We know that, for local Extreme values, #f'(x)=0.# Also, #f''(x)<0# for Maxima, and, #f''(x) >0# for Minima. #f(x)=2x^3+5x^2-4x-3# # rArr f'(x)=6x^2+10x-4, &, f''(x)=12x+10.# # f'(x)=0 rArr 2(3x^2+5x-2)=0.# # rArr 2(x+2)(3x-1)=0.# # rArr x=-2, x=1/3.# Now, #f''(-2)=-24+10=-14 < 0.# #:. f# has a local maxima at #x=-2,# &, it is, #f(-2)=-16+20+8-3=9.# Also, #f''(1/3)=4+10=14 > 0.# #:. f# has a local minima at #x=1/3,# which is, #f(1/3)=2/27+5/9-4/3-3=-100/27.# Thus, #f(-2)=9# is local Maxima, #f(1/3)=-100/27# is local Minima.
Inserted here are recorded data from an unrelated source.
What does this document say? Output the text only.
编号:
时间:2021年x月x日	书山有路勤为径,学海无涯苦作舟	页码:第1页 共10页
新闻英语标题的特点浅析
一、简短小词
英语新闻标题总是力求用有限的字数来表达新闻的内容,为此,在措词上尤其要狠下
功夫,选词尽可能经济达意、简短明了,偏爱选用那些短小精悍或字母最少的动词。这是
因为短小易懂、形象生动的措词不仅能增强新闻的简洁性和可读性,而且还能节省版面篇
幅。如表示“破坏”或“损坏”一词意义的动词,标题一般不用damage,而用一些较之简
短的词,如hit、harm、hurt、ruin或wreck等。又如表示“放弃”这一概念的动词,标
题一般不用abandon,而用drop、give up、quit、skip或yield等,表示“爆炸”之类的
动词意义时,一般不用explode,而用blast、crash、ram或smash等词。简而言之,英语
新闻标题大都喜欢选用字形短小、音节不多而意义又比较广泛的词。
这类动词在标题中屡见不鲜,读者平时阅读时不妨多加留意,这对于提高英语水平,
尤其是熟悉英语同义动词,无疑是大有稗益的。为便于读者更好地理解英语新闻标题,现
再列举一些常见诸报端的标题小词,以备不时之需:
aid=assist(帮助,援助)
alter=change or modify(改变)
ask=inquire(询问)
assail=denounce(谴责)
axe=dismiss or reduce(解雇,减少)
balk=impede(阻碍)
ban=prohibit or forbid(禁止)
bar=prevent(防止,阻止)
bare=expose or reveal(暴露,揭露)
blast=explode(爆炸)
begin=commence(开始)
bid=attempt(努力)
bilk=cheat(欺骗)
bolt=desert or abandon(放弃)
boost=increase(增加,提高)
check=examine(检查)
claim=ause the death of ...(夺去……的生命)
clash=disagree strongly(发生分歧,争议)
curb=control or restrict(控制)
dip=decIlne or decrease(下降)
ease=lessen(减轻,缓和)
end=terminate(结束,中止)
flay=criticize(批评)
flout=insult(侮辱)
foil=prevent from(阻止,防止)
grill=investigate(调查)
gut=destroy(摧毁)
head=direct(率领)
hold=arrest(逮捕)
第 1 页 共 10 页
Enjoy Maths.!

Samantha Adkison · Answer

undefined To find the local maximum and minimum values of $ f(x) = 2x^3 + 5x^2 - 4x - 3 $: 1. Find the critical points by setting the derivative of $ f(x) $ equal to zero and solving for $ x $. $ f'(x) = 6x^2 + 10x - 4 $ Set $ f'(x) = 0 $ and solve for $ x $: $ 6x^2 + 10x - 4 = 0 $ $ 3x^2 + 5x - 2 = 0 $ Use the quadratic formula: $ x = \frac{{-b \pm \sqrt{{b^2 - 4ac}}}}{{2a}} $ 2. After solving for $ x $, you'll get critical points $ x_1 $ and $ x_2 $. 3. Determine the nature of these critical points by evaluating the second derivative of $ f(x) $. $ f''(x) = 12x + 10 $ 4. Substitute the critical points $ x_1 $ and $ x_2 $ into $ f''(x) $ and determine whether $ f''(x_1) > 0 $ or $ f''(x_2) < 0 $. 5. If $ f''(x_1) > 0 $, then $ x_1 $ corresponds to a local minimum, and if $ f''(x_2) < 0 $, then $ x_2 $ corresponds to a local maximum. 6. Calculate $ f(x_1) $ and $ f(x_2) $ to find the values of the local minimum and maximum, respectively. That's how you find the local maximum and minimum values of the function $ f(x) $.